Description / Abstract:

Preface

Human in vitro fertilization (IVF) has attained full potential and become widespread following the introduction of reliable ovarian stimulation protocols and methods for the storage and later use of surplus embryos. This has been made possible by the fact that human embryos can be cryopreserved with only limited loss in terms of post-thaw viability and reproductive potential. Embryo cryopreservation is not, however, immune to disadvantages of an ethical and legal nature. The cryopreservation of fully grown oocytes could represent a more widely acceptable option, but until recently it has been applied only sporadically. Efforts carried out in the late 1980s represented a valid proof of principle, but were unable to generate success rates that could justify the adoption of oocyte freezing as a routine procedure. Studies conducted in the last few years based on the use of novel cryopreservation protocols indicate that many of the problems that have originally affected the overall effi ciency of oocyte freezing have been solved. This has encouraged the adoption of such a strategy of fertility preservation. As a consequence, over a thousand babies from cryopreserved oocytes have been born so far. Apart from offering a possible alternative to embryo storage, oocyte cryopreservation also has the potential to provide a solution to the effects of changes in social attitudes, such as the increased expectations of women to achieve a full professional career. Those anticipations can involve a delay in the establishment of a family. In a number of cases, though, these women experience reproductive failure, a sort of "biological punishment" for having delayed their chances of conception to later in life. Therefore, storing oocytes can be a tangible possibility for extending the female reproductive life. Chemo- and radiotherapies can also compromise transiently or permanently the reproductively potential. Oocyte preservation can also be critical for young women who are destined to premature ovarian failure as an effect of genetic factors. More generally, gamete storage can be an answer for those women who, for diverse reasons, wish to preserve their reproductive potential for later use.

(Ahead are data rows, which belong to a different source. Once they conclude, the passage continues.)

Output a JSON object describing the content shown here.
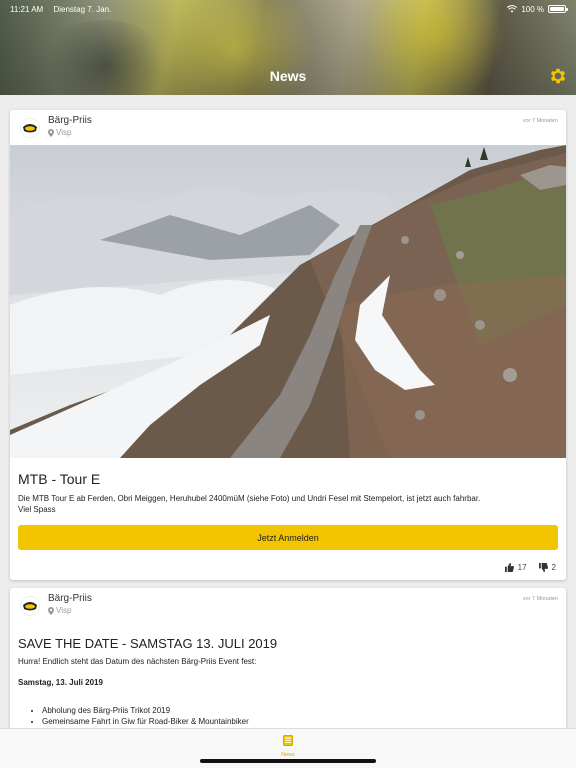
{
  "status_bar": {
    "time": "11:21 AM",
    "date": "Dienstag 7. Jan.",
    "battery": "100 %"
  },
  "header": {
    "title": "News"
  },
  "posts": [
    {
      "author": "Bärg-Priis",
      "location": "Visp",
      "time": "vor 7 Monaten",
      "title": "MTB - Tour E",
      "body_line1": "Die MTB Tour E ab Ferden, Obri Meiggen, Heruhubel 2400müM (siehe Foto) und Undri Fesel mit Stempelort, ist jetzt auch fahrbar.",
      "body_line2": "Viel Spass",
      "button_label": "Jetzt Anmelden",
      "likes": "17",
      "dislikes": "2"
    },
    {
      "author": "Bärg-Priis",
      "location": "Visp",
      "time": "vor 7 Monaten",
      "title": "SAVE THE DATE - SAMSTAG 13. JULI 2019",
      "intro": "Hurra! Endlich steht das Datum des nächsten Bärg-Priis Event fest:",
      "date_line": "Samstag, 13. Juli 2019",
      "list": [
        "Abholung des Bärg-Priis Trikot 2019",
        "Gemeinsame Fahrt in Giw für Road-Biker & Mountainbiker"
      ]
    }
  ],
  "tabbar": {
    "news_label": "News"
  },
  "colors": {
    "accent": "#f2c500",
    "tab_active": "#d6a800"
  }
}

Despite this, probably the majority of IVF specialists have not yet had the opportunity to fully appreciate the clinical potential and current effi cacy of oocyte cryopreservation. Therefore, this text has been conceived with the aim of offering a comprehensive view of the state of the art in oocyte cryopreservation, especially following recent studies that have shown how oocyte cryopreservation is beginning to challenge the supremacy of embryo cryopreservation as the preferred form of fertility preservation in IVF treatment. The book includes chapters on fundamental concepts of low-temperature storage (controlled rate slow cooling and vitrifi cation), aspects of oocyte physiology relevant to the process of cryopreservation, essential biological and clinical evidence, and ethical implications of oocyte cryopreservation. The authors of the chapters are eminent authorities in their respective areas of interest, some of whom have collaborated with the editors over the last several years.